Besides, notions of good and evil make little sense if there is no God. And if there is no God, then the idea of the divine is but a human invention that has been used to justify all manner of bad stuff. In that case, it's not God's fault, but our own. Religion is the product of our twisted human hearts that are inclined towards evil. Just as the Christian account of human fallenness suggests. John Calvin taught that the heart is a 'factory of idols'. Man-made religion as opposed to the worship of the living God is always destructive and debasing. The fact that new atheists are so outraged at the the impact of 'bad religion' is a backhanded compliment to the standard of absolute good and righteousness may be ascribed to God alone. 

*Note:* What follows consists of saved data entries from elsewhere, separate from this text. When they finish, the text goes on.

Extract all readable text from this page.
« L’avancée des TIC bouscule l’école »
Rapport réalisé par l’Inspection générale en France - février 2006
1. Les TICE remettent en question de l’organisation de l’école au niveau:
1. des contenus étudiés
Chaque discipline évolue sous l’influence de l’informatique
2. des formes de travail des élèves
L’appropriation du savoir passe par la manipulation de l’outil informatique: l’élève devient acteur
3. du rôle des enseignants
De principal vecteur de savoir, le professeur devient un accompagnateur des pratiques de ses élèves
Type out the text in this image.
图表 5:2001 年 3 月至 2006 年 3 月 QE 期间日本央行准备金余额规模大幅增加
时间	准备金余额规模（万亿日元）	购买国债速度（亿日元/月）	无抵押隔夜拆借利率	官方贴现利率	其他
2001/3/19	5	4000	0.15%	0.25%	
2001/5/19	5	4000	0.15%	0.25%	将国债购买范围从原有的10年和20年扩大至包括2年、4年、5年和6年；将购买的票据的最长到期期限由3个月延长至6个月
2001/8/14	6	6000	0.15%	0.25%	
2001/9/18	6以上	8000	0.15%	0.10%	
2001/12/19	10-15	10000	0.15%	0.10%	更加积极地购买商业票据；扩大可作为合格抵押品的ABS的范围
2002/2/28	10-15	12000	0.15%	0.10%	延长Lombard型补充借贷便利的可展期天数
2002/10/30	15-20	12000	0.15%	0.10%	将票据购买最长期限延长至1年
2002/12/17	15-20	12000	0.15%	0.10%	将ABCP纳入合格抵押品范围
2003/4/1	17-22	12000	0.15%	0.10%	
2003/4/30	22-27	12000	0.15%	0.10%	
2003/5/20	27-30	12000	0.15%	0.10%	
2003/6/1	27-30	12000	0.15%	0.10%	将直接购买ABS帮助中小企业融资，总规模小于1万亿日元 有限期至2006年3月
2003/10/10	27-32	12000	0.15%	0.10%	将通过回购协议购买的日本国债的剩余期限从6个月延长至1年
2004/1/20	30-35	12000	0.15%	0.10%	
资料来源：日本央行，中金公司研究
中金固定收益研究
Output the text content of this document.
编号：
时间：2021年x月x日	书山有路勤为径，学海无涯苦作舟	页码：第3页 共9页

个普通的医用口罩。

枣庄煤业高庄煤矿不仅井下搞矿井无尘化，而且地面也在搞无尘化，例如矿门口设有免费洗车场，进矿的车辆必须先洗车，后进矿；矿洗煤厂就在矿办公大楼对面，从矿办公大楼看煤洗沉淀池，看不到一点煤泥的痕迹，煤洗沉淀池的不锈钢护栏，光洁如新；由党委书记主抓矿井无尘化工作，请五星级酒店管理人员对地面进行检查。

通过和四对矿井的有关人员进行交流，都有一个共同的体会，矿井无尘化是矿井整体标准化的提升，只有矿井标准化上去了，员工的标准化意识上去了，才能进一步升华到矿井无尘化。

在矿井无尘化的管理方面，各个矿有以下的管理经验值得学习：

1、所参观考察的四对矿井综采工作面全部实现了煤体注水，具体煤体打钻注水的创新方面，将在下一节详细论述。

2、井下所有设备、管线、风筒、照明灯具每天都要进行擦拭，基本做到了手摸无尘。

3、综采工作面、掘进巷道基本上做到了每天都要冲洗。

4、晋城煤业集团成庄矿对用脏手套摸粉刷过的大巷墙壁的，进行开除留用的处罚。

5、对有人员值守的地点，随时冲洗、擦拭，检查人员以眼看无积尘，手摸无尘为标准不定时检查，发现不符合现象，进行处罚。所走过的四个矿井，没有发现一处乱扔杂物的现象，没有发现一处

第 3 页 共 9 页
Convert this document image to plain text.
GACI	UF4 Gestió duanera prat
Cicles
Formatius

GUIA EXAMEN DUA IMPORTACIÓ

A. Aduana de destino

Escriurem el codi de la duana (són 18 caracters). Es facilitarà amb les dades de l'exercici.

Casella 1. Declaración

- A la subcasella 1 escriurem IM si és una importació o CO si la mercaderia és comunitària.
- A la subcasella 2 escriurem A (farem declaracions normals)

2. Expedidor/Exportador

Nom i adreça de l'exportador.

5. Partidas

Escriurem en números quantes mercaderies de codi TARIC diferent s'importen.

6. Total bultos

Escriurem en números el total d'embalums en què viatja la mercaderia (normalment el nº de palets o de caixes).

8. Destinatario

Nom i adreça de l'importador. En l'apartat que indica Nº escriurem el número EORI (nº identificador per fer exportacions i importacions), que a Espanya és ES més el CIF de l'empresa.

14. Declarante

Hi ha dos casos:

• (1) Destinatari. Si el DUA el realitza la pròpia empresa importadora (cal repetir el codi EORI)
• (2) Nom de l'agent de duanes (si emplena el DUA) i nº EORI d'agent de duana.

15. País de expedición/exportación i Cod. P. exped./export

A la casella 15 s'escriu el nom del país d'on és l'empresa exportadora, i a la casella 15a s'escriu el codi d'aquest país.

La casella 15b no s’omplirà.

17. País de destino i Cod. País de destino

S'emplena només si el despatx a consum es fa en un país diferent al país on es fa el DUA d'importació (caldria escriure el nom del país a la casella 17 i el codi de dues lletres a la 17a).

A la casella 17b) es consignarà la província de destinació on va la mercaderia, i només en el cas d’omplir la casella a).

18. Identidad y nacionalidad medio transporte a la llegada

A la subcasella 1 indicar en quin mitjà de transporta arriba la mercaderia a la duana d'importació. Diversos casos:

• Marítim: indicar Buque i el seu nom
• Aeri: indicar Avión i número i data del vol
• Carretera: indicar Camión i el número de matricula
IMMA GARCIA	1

Contrary to what is sometimes claimed, McGrath points out that science in itself cannot adjudicate on matters of good and evil. Such value judgments take us beyond the realms of  empirical investigation or rationalistic theorising. Many of the moral principles that we hold most dear are not the product of atheistic humanism, but the Christian faith. Christianity posits that all human beings are of equal worth and value, and should therefore be treated with dignity and respect. Early adopters of Darwinism advocated eugenics. The survival of the fittest, and all that. Richard Dawkins recently took to Twitter to counsel a pregnant woman that she was morally obliged to abort her baby should it be discovered to have Downs Syndrome. Evidently we need to look above and beyond science for a sense of moral purpose. 

Atheistic scientism is a form of reductionist 'nothing buttery' that offers an impoverished view of reality. The perspective offered by science needs to be supplemented by that of faith. Science has expanded our understanding of the vastness of the universe, in which the earth is but a tiny blue dot. When viewed in that way, human life can seem insignificant and worthless. Those with faith are also overawed by the magnitude of space, but we are assured that this is God's world and he cares for us,

When I look at your heavens, the work of your fingers,
    the moon and the stars, which you have set in place,
what is man that you are mindful of him,
    and the son of man that you care for him?
(Psalm 8:3-4)

McGrath's work will challenge the thinking of those who have been influenced by Richard Dawkins and others. He exposes the inadequacy new atheism's take on science and proposes a more constructive engagement between science and faith. He doesn't so much set out to give a defense of the Christian faith, as offer his readers a compelling vision of the intellectual depth and coherence of the Christian worldview. Inventing the Universe will also prove stimulating for Christians as they reflect on the relationship between science and faith. Not all will agree with every point, I certainly didn't. Tensions between science and faith will always exist to a degree, as there is some crossover between the two perspectives on life. They offer differing origin narratives, which can only be reconciled with some difficulty, for example. But McGrath's main proposal that the 'maps' supplied by science and faith may be combined to provide a more richly textured account of reality is surely welcome. If taken on board it will help provide a way to move on from angry conflict to a more fruitful, engagement between science and the Christian faith.